La caída de Jordi Pujol ha abierto un cráter radiactivo en la sociedad catalana, con consecuencias de larga duración. La confesión de julio fue cañón en agosto. Conmoción, rabia, indignación, sensación de ridículo –el peor castigo para el orgullo catalán–, justa vindicación de los que de verdad se opusieron a Pujol y exhibición de resentimiento de algunos de los que no se atrevieron a hacerlo, cuando el hombre que gobernó Catalunya durante 23 años se hallaba en la cúspide. Victoria moral del maragallismo y deserciones, significativas deserciones: “Si te he adulado, no me acuerdo”. “Yo ya lo dije”. Mucha gente convencida, en Madrid, pero también en Barcelona, de que el chasis del catalanismo podía quedar roto para siempre.
Medio año después de la confesión de julio podríamos decir que ya no quedan pujolistas en Barcelona. Sólo han pasado cinco meses. La ciudad de los prodigios. Barcelona seguirá siendo escenario de grandes acontecimientos en el futuro, pero entre ellos muy probablemente no figurará la proclamación de un nuevo estado europeo totalmente independiente. Veremos cosas en los próximos años, pero esa no. Barcelona se desprende con una portentosa rapidez y facilidad de todo aquello que en un momento determinado deja de serle útil o conveniente. La pragmática frialdad de Barcelona, pese a todas sus grandes estéticas y retóricas, es un hecho verdaderamente espectacular. Hay que vivir lejos de la ciudad para poder contemplar mejor el fenómeno. Las próximas elecciones municipales van a ser interesantes en Barcelona. Muy interesantes.
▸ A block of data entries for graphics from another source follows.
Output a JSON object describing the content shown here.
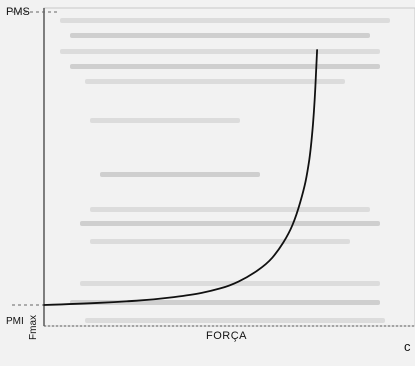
{
  "chart_data": {
    "type": "line",
    "title": "",
    "xlabel": "FORÇA",
    "ylabel": "",
    "y_tick_labels": {
      "top": "PMS",
      "bottom": "PMI"
    },
    "x_tick_labels": {
      "right": "Fmax"
    },
    "corner_text": "c",
    "xlim": [
      0,
      100
    ],
    "ylim": [
      0,
      100
    ],
    "grid": false,
    "legend": "none",
    "series": [
      {
        "color": "#111111",
        "x": [
          0,
          10,
          20,
          30,
          40,
          45,
          50,
          55,
          60,
          63,
          66,
          68,
          70,
          71,
          72,
          73,
          73.6
        ],
        "y": [
          0,
          0.5,
          1.2,
          2.2,
          4,
          5.5,
          7.5,
          11,
          16,
          21,
          28,
          35,
          45,
          52,
          62,
          80,
          100
        ]
      }
    ],
    "reference_lines": [
      {
        "orientation": "horizontal",
        "at_y": 0,
        "style": "dashed"
      },
      {
        "orientation": "horizontal",
        "at_y": 100,
        "style": "dashed"
      }
    ]
  }
}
Quienes creyeron que el caso Pujol iba a ser la Hiroshima del catalanismo sufrieron una gran decepción el Onze de Setembre del 2014. La procesión iba por dentro y no hubo desmovilización. Aparentemente no había pasado nada. Aparentemente. Jordi Pujol ha sido el político catalán más importante de los últimos cincuenta años, pero, efectivamente, no era el amo del país. Las nuevas generaciones catalanas pueden prescindir más fácilmente de su referencia; una parte importante de la corriente soberanista hoy se autoubica en la izquierda, y la pétrea tozudez de Artur Mas casi ha llenado el vacío del hombre caído. Mas ha ejercido de líder de un amplio campo social. La querella del ministerio fiscal que el Tribunal Superior de Justícia de Catalunya examinará el próximo lunes así lo certifica.
A finales de los años setenta, realizando el servicio militar en Almería, recibí un breve cursillo de guerra atómica. Puede parecer cómico, pero es verdad. Dos días de cursillo, por si el Enemigo nos soltaba la bomba atómica. Bajo un chamizo del desierto de Viator, un sargento explicaba a los cabos y soldados de la quinta compañía del batallón Nápoles de la Brigada de Infantería de Reserva que en caso de combate con armas nucleares conviene estar los más cerca del enemigo, puesto que las radiaciones también serán mortales para el bando que dispare las cargas atómicas. Simple, pero bien visto. Mal asunto estar cerca cuando hay explosiones termonuclerares. Algo de eso creo que ha ocurrido en la política española estos últimos meses. La potente radiación del caso Pujol ha agrandado el efecto social de los escándalos que han venido después, especialmente en Madrid. Los sucesos de octubre, recordémoslo, sacudieron el país. Hoy hay cráteres por toda España. El paisaje es lunar y las encuestas dibujan mapas nunca vistos.
En Barcelona ya nadie se declara pujolista, pero algo gordo ha pasado. Del cráter sigue saliendo radiación. Ese súbito decaimiento de la narración soberanista después del 9 de Noviembre. Ese espeso combate de judo entre CiU y ERC. Esa general preocupación, en los demás partidos, por la irrupción de Podemos en Catalunya. Esas posibles elecciones anticipadas en marzo, sin lista unitaria, que Mariano Rajoy está esperando para poder proclamar, más alto y más fuerte: “O nosotros o el caos”.